Pencipta asli Zcash kini secara resmi telah memisahkan diri dari Electric Coin Company (ECC) dan mendirikan entitas pengembangan independen yang baru, sehingga menandai perpecahan struktural paling jelas dalam sejarah aset kripto privasi ini.
Tim tersebut mengumumkan hari ini bahwa wallet Zashi akan berganti nama menjadi “Zodl,” yang menegaskan bahwa wallet utama Zcash beserta para engineer aslinya kini beroperasi di luar kendali ECC.
Pengumuman ini meresmikan perpecahan yang sudah dimulai sejak Januari lalu, ketika seluruh staf ECC mengundurkan diri setelah terjadi perselisihan tata kelola dengan Bootstrap, organisasi nirlaba yang menaungi ECC.
Perselisihan itu berfokus pada masalah kontrol, kemandirian, dan arah masa depan pengembangan Zcash.
ZODL yang baru terbentuk kini menaungi para engineer dan tim produk yang dulu membangun teknologi privasi inti Zcash dan mengembangkan wallet andalannya.
Organisasi ini menyebut mereka akan tetap mengembangkan beragam alat untuk meningkatkan adopsi ZEC shielded, secara independen dari ECC dan Zcash Development Fund.

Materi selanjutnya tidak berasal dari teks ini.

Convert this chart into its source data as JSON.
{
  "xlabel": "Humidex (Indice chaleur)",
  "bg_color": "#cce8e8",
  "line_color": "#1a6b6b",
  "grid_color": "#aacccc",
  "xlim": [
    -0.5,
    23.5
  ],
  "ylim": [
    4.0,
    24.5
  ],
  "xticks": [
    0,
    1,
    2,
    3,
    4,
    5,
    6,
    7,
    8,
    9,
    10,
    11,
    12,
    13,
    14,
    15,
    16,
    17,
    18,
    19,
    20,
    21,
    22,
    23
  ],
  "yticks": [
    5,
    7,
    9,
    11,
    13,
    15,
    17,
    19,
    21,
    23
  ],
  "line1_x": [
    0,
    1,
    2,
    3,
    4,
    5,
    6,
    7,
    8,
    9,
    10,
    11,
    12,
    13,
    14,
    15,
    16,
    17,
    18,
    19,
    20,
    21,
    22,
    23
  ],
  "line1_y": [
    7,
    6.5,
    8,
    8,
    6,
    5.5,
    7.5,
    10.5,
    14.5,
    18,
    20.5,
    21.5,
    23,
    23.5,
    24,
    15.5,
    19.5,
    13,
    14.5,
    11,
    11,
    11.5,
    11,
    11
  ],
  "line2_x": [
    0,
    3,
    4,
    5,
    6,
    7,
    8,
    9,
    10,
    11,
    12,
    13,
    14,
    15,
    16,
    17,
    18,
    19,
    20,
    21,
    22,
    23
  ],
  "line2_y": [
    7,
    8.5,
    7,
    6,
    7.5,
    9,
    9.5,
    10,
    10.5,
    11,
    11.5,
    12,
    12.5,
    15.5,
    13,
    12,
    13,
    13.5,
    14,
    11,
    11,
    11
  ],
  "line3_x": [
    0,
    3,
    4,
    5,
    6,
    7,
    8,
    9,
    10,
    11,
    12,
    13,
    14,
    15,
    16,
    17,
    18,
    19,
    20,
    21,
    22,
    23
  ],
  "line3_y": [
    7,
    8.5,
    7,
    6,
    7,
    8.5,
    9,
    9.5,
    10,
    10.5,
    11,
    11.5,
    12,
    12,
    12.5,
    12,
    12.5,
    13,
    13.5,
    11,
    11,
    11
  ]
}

Yang penting, para pencipta awal Zcash sebetulnya tidak meninggalkan ekosistem ini.
Sebaliknya, mereka berkumpul lagi di bawah entitas baru dan tetap menjaga kesinambungan operasional lewat infrastruktur wallet. Wallet Zodl tetap sepenuhnya kompatibel dengan blockchain Zcash.
Sementara itu, ECC masih tetap eksis sebagai entitas hukum di bawah kepemilikan Bootstrap. namun, kini mereka sudah tidak lagi mempekerjakan tim asli yang dulu merancang dan merawat sebagian besar infrastruktur modern Zcash.
Alhasil, Zcash kini memiliki dua pusat organisasi secara terpisah yang berkaitan dengan pengembangan ke depannya.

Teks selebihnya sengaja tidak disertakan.